A questo punto, però, la storia si apre a nuovi scenari, rivelando a sorpresa caratteri inaspettati riguardanti proprio le abitudini del Capo supremo del Terzo Reich.
La sera è scesa da poco e le incombenze più urgenti sono già state sbrigate. Seduto comodamente in una sala della Cancelleria, Adolf Hitler si appresta a rivedere per l’ennesima volta… sì, Biancaneve e i sette nani! La diffusione della pellicola in Germania, come si diceva, è stata proibita, per timore che la stessa possa rivelarsi veicolo di messaggi non conformi al pensiero nazista.
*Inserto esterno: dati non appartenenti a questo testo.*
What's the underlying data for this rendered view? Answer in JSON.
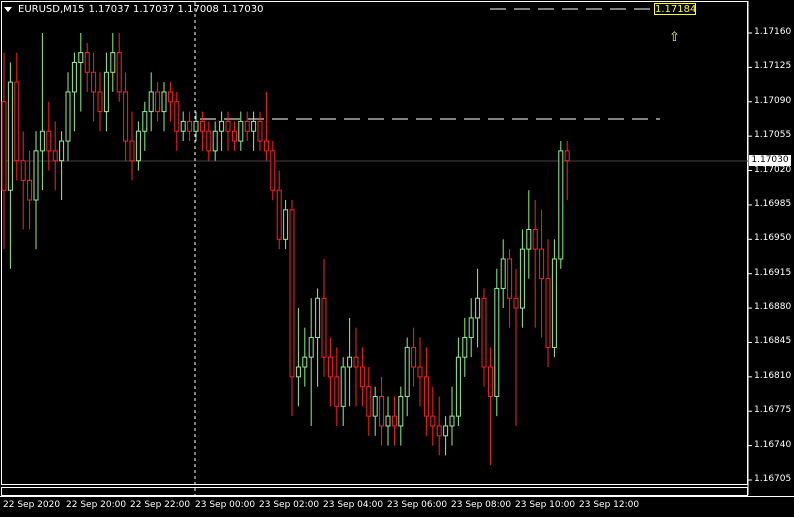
{
  "header": {
    "symbol": "EURUSD,M15",
    "ohlc": "1.17037 1.17037 1.17008 1.17030"
  },
  "price_axis": {
    "labels": [
      "1.17160",
      "1.17125",
      "1.17090",
      "1.17055",
      "1.17020",
      "1.16985",
      "1.16950",
      "1.16915",
      "1.16880",
      "1.16845",
      "1.16810",
      "1.16775",
      "1.16740",
      "1.16705"
    ],
    "current_price": "1.17030",
    "level_label": "1.17184"
  },
  "time_axis": {
    "labels": [
      "22 Sep 2020",
      "22 Sep 20:00",
      "22 Sep 22:00",
      "23 Sep 00:00",
      "23 Sep 02:00",
      "23 Sep 04:00",
      "23 Sep 06:00",
      "23 Sep 08:00",
      "23 Sep 10:00",
      "23 Sep 12:00"
    ]
  },
  "colors": {
    "background": "#000000",
    "bull": "#90ee90",
    "bear": "#ff2020",
    "grid_text": "#ffffff",
    "level": "#ffff00"
  },
  "chart_data": {
    "type": "candlestick",
    "symbol": "EURUSD",
    "timeframe": "M15",
    "ylim": [
      1.16705,
      1.17195
    ],
    "candles": [
      [
        1.1709,
        1.1714,
        1.1694,
        1.17
      ],
      [
        1.17,
        1.1713,
        1.1692,
        1.1711
      ],
      [
        1.1711,
        1.1714,
        1.1701,
        1.1703
      ],
      [
        1.1703,
        1.1706,
        1.1696,
        1.1701
      ],
      [
        1.1701,
        1.1704,
        1.1696,
        1.1699
      ],
      [
        1.1699,
        1.1706,
        1.1694,
        1.1704
      ],
      [
        1.1704,
        1.1716,
        1.17,
        1.1706
      ],
      [
        1.1706,
        1.1709,
        1.1702,
        1.1704
      ],
      [
        1.1704,
        1.1707,
        1.17,
        1.1703
      ],
      [
        1.1703,
        1.1706,
        1.1699,
        1.1705
      ],
      [
        1.1705,
        1.1712,
        1.1703,
        1.171
      ],
      [
        1.171,
        1.1714,
        1.1706,
        1.1713
      ],
      [
        1.1713,
        1.1716,
        1.1708,
        1.1714
      ],
      [
        1.1714,
        1.1715,
        1.171,
        1.1712
      ],
      [
        1.1712,
        1.1714,
        1.1707,
        1.171
      ],
      [
        1.171,
        1.1712,
        1.1706,
        1.1708
      ],
      [
        1.1708,
        1.1714,
        1.1706,
        1.1712
      ],
      [
        1.1712,
        1.1716,
        1.171,
        1.1714
      ],
      [
        1.1714,
        1.1716,
        1.1709,
        1.171
      ],
      [
        1.171,
        1.1712,
        1.1703,
        1.1705
      ],
      [
        1.1705,
        1.1708,
        1.1701,
        1.1703
      ],
      [
        1.1703,
        1.1707,
        1.1702,
        1.1706
      ],
      [
        1.1706,
        1.1709,
        1.1704,
        1.1708
      ],
      [
        1.1708,
        1.1712,
        1.1706,
        1.171
      ],
      [
        1.171,
        1.1711,
        1.1707,
        1.1708
      ],
      [
        1.1708,
        1.1711,
        1.1706,
        1.171
      ],
      [
        1.171,
        1.1711,
        1.1707,
        1.1709
      ],
      [
        1.1709,
        1.171,
        1.1704,
        1.1706
      ],
      [
        1.1706,
        1.1708,
        1.1705,
        1.1707
      ],
      [
        1.1707,
        1.1708,
        1.1705,
        1.1706
      ],
      [
        1.1706,
        1.1708,
        1.1705,
        1.1707
      ],
      [
        1.1707,
        1.1708,
        1.1704,
        1.1706
      ],
      [
        1.1706,
        1.1707,
        1.1703,
        1.1704
      ],
      [
        1.1704,
        1.1707,
        1.1703,
        1.1706
      ],
      [
        1.1706,
        1.1708,
        1.1704,
        1.1707
      ],
      [
        1.1707,
        1.1708,
        1.1704,
        1.1706
      ],
      [
        1.1706,
        1.1707,
        1.1704,
        1.1705
      ],
      [
        1.1705,
        1.1708,
        1.1704,
        1.1707
      ],
      [
        1.1707,
        1.1708,
        1.1705,
        1.1706
      ],
      [
        1.1706,
        1.1708,
        1.1704,
        1.1707
      ],
      [
        1.1707,
        1.1708,
        1.1704,
        1.1705
      ],
      [
        1.1705,
        1.171,
        1.1703,
        1.1704
      ],
      [
        1.1704,
        1.1705,
        1.1699,
        1.17
      ],
      [
        1.17,
        1.1702,
        1.1694,
        1.1695
      ],
      [
        1.1695,
        1.1699,
        1.1694,
        1.1698
      ],
      [
        1.1698,
        1.1699,
        1.1677,
        1.1681
      ],
      [
        1.1681,
        1.1688,
        1.1678,
        1.1682
      ],
      [
        1.1682,
        1.1686,
        1.168,
        1.1683
      ],
      [
        1.1683,
        1.1689,
        1.1676,
        1.1685
      ],
      [
        1.1685,
        1.169,
        1.168,
        1.1689
      ],
      [
        1.1689,
        1.1693,
        1.1681,
        1.1683
      ],
      [
        1.1683,
        1.1685,
        1.1678,
        1.1681
      ],
      [
        1.1681,
        1.1684,
        1.1676,
        1.1678
      ],
      [
        1.1678,
        1.1683,
        1.1676,
        1.1682
      ],
      [
        1.1682,
        1.1687,
        1.1678,
        1.1683
      ],
      [
        1.1683,
        1.1686,
        1.1678,
        1.1682
      ],
      [
        1.1682,
        1.1684,
        1.1678,
        1.168
      ],
      [
        1.168,
        1.1682,
        1.1675,
        1.1677
      ],
      [
        1.1677,
        1.168,
        1.1675,
        1.1679
      ],
      [
        1.1679,
        1.1681,
        1.1674,
        1.1676
      ],
      [
        1.1676,
        1.1679,
        1.1674,
        1.1677
      ],
      [
        1.1677,
        1.1679,
        1.1674,
        1.1676
      ],
      [
        1.1676,
        1.168,
        1.1674,
        1.1679
      ],
      [
        1.1679,
        1.1685,
        1.1677,
        1.1684
      ],
      [
        1.1684,
        1.1686,
        1.168,
        1.1682
      ],
      [
        1.1682,
        1.1685,
        1.1678,
        1.1681
      ],
      [
        1.1681,
        1.1684,
        1.1675,
        1.1677
      ],
      [
        1.1677,
        1.168,
        1.1674,
        1.1676
      ],
      [
        1.1676,
        1.1679,
        1.1673,
        1.1675
      ],
      [
        1.1675,
        1.1677,
        1.1673,
        1.1676
      ],
      [
        1.1676,
        1.168,
        1.1674,
        1.1677
      ],
      [
        1.1677,
        1.1685,
        1.1676,
        1.1683
      ],
      [
        1.1683,
        1.1687,
        1.1681,
        1.1685
      ],
      [
        1.1685,
        1.1689,
        1.1683,
        1.1687
      ],
      [
        1.1687,
        1.1692,
        1.1684,
        1.1689
      ],
      [
        1.1689,
        1.169,
        1.168,
        1.1682
      ],
      [
        1.1682,
        1.1684,
        1.1672,
        1.1679
      ],
      [
        1.1679,
        1.1692,
        1.1677,
        1.169
      ],
      [
        1.169,
        1.1695,
        1.1688,
        1.1693
      ],
      [
        1.1693,
        1.1694,
        1.1686,
        1.1689
      ],
      [
        1.1689,
        1.1692,
        1.1676,
        1.1688
      ],
      [
        1.1688,
        1.1696,
        1.1686,
        1.1694
      ],
      [
        1.1694,
        1.17,
        1.1691,
        1.1696
      ],
      [
        1.1696,
        1.1699,
        1.1686,
        1.1694
      ],
      [
        1.1694,
        1.1698,
        1.1685,
        1.1691
      ],
      [
        1.1691,
        1.1695,
        1.1682,
        1.1684
      ],
      [
        1.1684,
        1.1695,
        1.1683,
        1.1693
      ],
      [
        1.1693,
        1.1705,
        1.1692,
        1.1704
      ],
      [
        1.1704,
        1.1705,
        1.1699,
        1.1703
      ]
    ]
  }
}
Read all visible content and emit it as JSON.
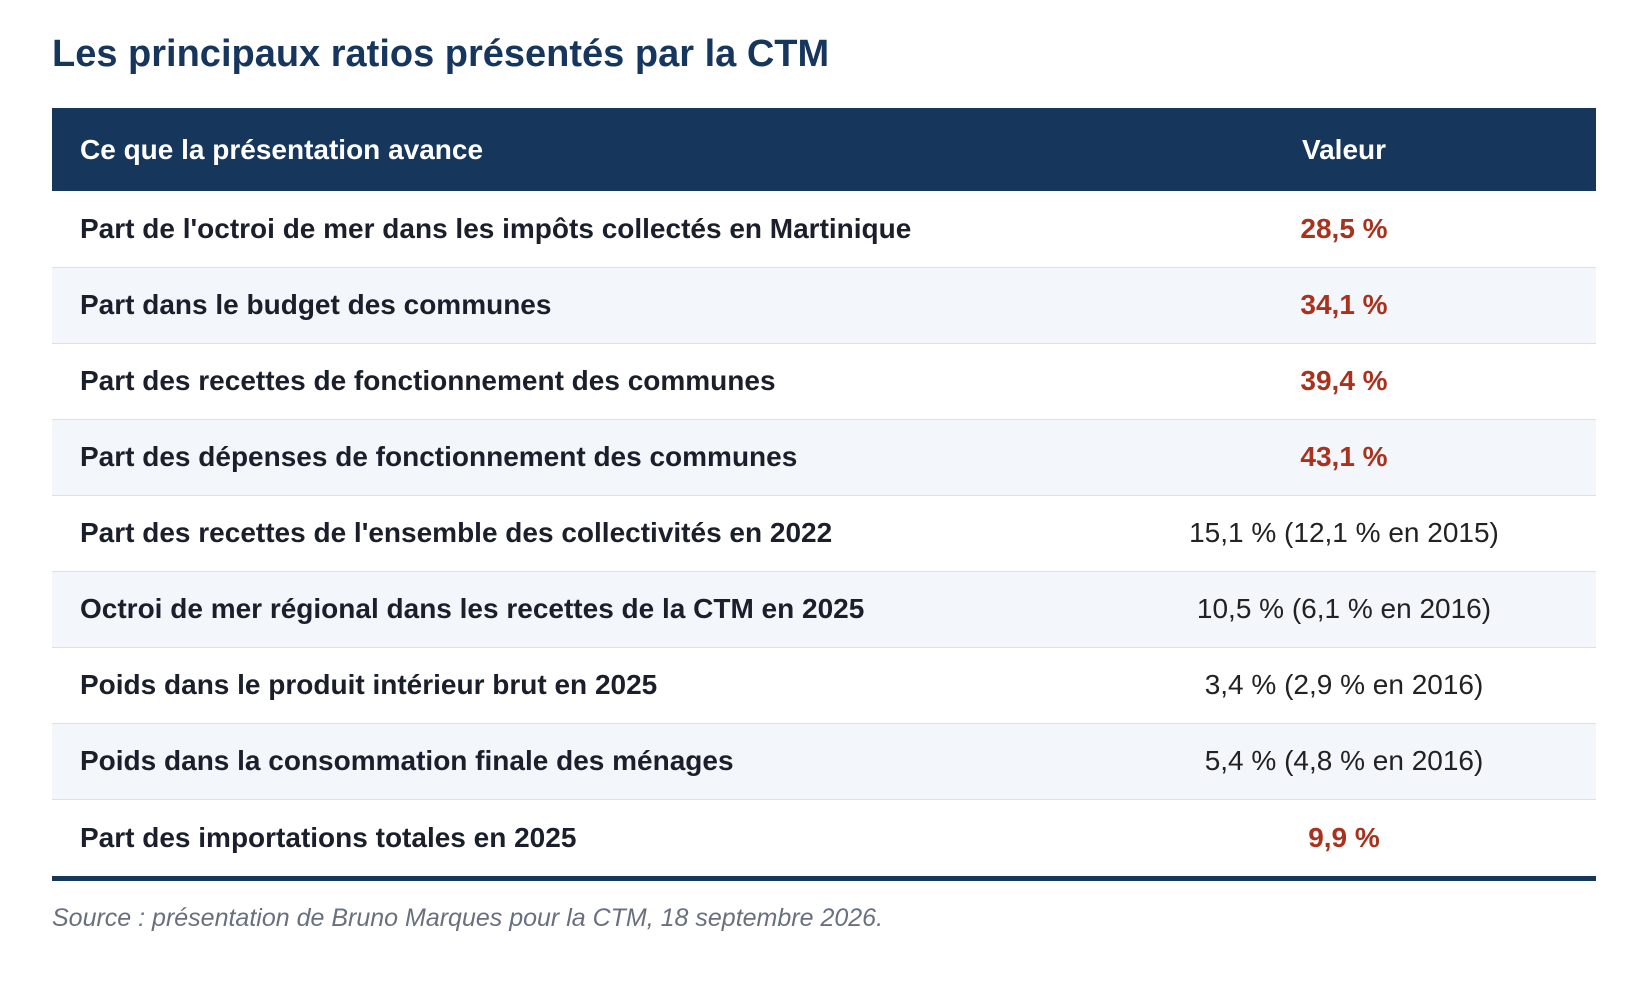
{
  "title": "Les principaux ratios présentés par la CTM",
  "table": {
    "headers": [
      "Ce que la présentation avance",
      "Valeur"
    ],
    "rows": [
      {
        "label": "Part de l'octroi de mer dans les impôts collectés en Martinique",
        "value": "28,5 %",
        "highlight": true
      },
      {
        "label": "Part dans le budget des communes",
        "value": "34,1 %",
        "highlight": true
      },
      {
        "label": "Part des recettes de fonctionnement des communes",
        "value": "39,4 %",
        "highlight": true
      },
      {
        "label": "Part des dépenses de fonctionnement des communes",
        "value": "43,1 %",
        "highlight": true
      },
      {
        "label": "Part des recettes de l'ensemble des collectivités en 2022",
        "value": "15,1 % (12,1 % en 2015)",
        "highlight": false
      },
      {
        "label": "Octroi de mer régional dans les recettes de la CTM en 2025",
        "value": "10,5 % (6,1 % en 2016)",
        "highlight": false
      },
      {
        "label": "Poids dans le produit intérieur brut en 2025",
        "value": "3,4 % (2,9 % en 2016)",
        "highlight": false
      },
      {
        "label": "Poids dans la consommation finale des ménages",
        "value": "5,4 % (4,8 % en 2016)",
        "highlight": false
      },
      {
        "label": "Part des importations totales en 2025",
        "value": "9,9 %",
        "highlight": true
      }
    ]
  },
  "source": "Source : présentation de Bruno Marques pour la CTM, 18 septembre 2026.",
  "colors": {
    "title": "#17365d",
    "header_bg": "#16365c",
    "highlight_value": "#a8321d",
    "zebra_row": "#f3f6fb"
  }
}
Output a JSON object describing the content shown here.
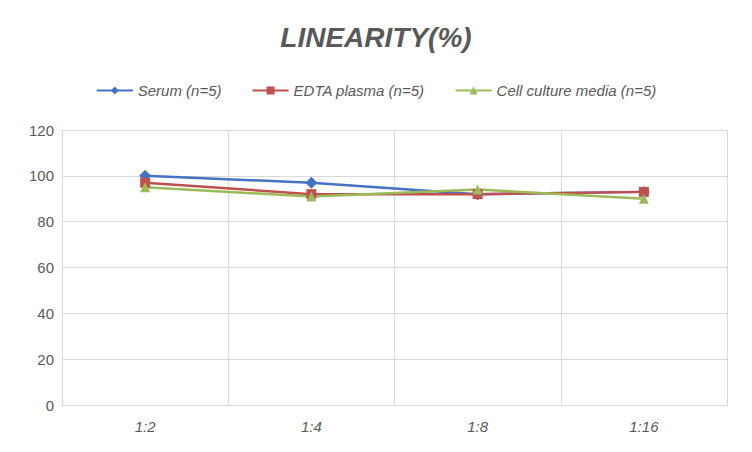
{
  "chart_data": {
    "type": "line",
    "title": "LINEARITY(%)",
    "categories": [
      "1:2",
      "1:4",
      "1:8",
      "1:16"
    ],
    "series": [
      {
        "name": "Serum (n=5)",
        "color": "#4472c4",
        "marker": "diamond",
        "values": [
          100,
          97,
          92,
          93
        ]
      },
      {
        "name": "EDTA plasma (n=5)",
        "color": "#c0504d",
        "marker": "square",
        "values": [
          97,
          92,
          92,
          93
        ]
      },
      {
        "name": "Cell culture media (n=5)",
        "color": "#9bbb59",
        "marker": "triangle",
        "values": [
          95,
          91,
          94,
          90
        ]
      }
    ],
    "ylim": [
      0,
      120
    ],
    "yticks": [
      0,
      20,
      40,
      60,
      80,
      100,
      120
    ],
    "grid": true,
    "legend": "top"
  }
}
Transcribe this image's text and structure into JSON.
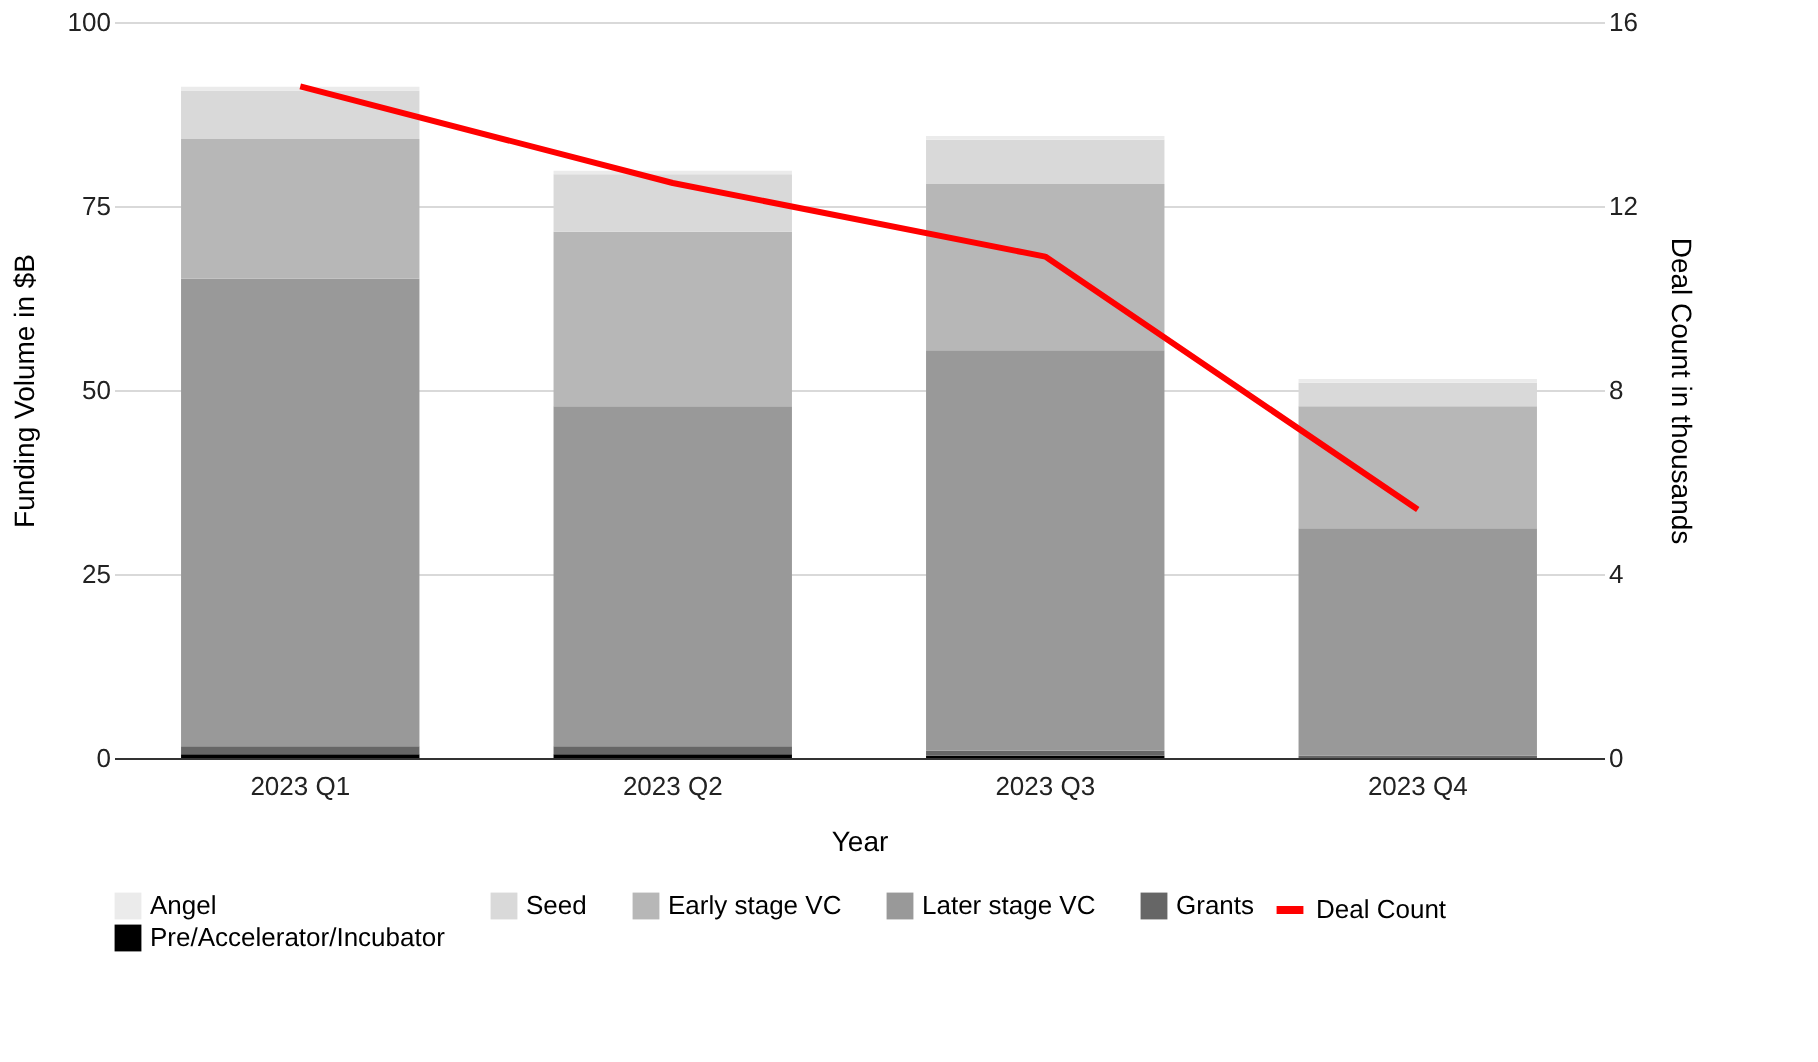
{
  "chart_data": {
    "type": "bar",
    "stacked": true,
    "xlabel": "Year",
    "ylabel": "Funding Volume in $B",
    "y2label": "Deal Count in thousands",
    "categories": [
      "2023 Q1",
      "2023 Q2",
      "2023 Q3",
      "2023 Q4"
    ],
    "series": [
      {
        "name": "Pre/Accelerator/Incubator",
        "color": "#000000",
        "values": [
          0.5,
          0.5,
          0.3,
          0
        ]
      },
      {
        "name": "Grants",
        "color": "#666666",
        "values": [
          1.1,
          1.1,
          0.7,
          0.3
        ]
      },
      {
        "name": "Later stage VC",
        "color": "#999999",
        "values": [
          63.5,
          46.2,
          54.4,
          30.9
        ]
      },
      {
        "name": "Early stage VC",
        "color": "#b7b7b7",
        "values": [
          19,
          23.7,
          22.6,
          16.6
        ]
      },
      {
        "name": "Seed",
        "color": "#d9d9d9",
        "values": [
          6.6,
          7.8,
          6,
          3.2
        ]
      },
      {
        "name": "Angel",
        "color": "#ebebeb",
        "values": [
          0.5,
          0.5,
          0.5,
          0.5
        ]
      },
      {
        "name": "Deal Count",
        "type": "line",
        "axis": "y2",
        "color": "#ff0000",
        "values": [
          14.6,
          12.5,
          10.9,
          5.4
        ]
      }
    ],
    "ylim": [
      0,
      100
    ],
    "yticks": [
      0,
      25,
      50,
      75,
      100
    ],
    "y2lim": [
      0,
      16
    ],
    "y2ticks": [
      0,
      4,
      8,
      12,
      16
    ],
    "grid": "y",
    "legend": "bottom"
  }
}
Ma al Führer l’opera piace, se la fa proiettare spesso e volentieri, e ogni tanto – addirittura – si diverte a disegnare i buffi personaggi protagonisti della favola: Dotto, Mammolo, Cucciolo…
Quello che in apparenza può apparire come un atteggiamento inconsueto da parte del dittatore tedesco ha radici ben lontane, che risalgono alla sua giovinezza, agli anni nei quali viveva un’esistenza bohemien nei sobborghi di Vienna e dipingeva modeste vedute da vendere ai turisti, unico mezzo per mantenersi. La mancata ammissione all’Accademia lo aveva scoraggiato dall’intraprendere la strada dell’arte con la A maiuscola, e tuttavia egli avrebbe continuato anche in seguito a cimentarsi con oli, tempere, acquerelli, disegni. E persino con i personaggi di un cartone animato per bambini, copiati in modo piatto e stereotipato.
Certo, risulta complesso mettere in relazione tra loro due immagini così contrastanti: da una parte un uomo crudele e delirante, dall’altra le innocenti icone di un mondo puro, inattaccabile dalla violenza. Invece può accadere, a volte, che tali sfere entrino misteriosamente in contatto, disorientandoci. Un folle sanguinario mostra un’inattesa, fragile dimensione infantile, e questo non può che disturbare. Ma anche in ciò si esplica, in fondo, la potenza dell’arte, capace di promuovere un viaggio introspettivo persino partendo da un disegno di mediocre fattura.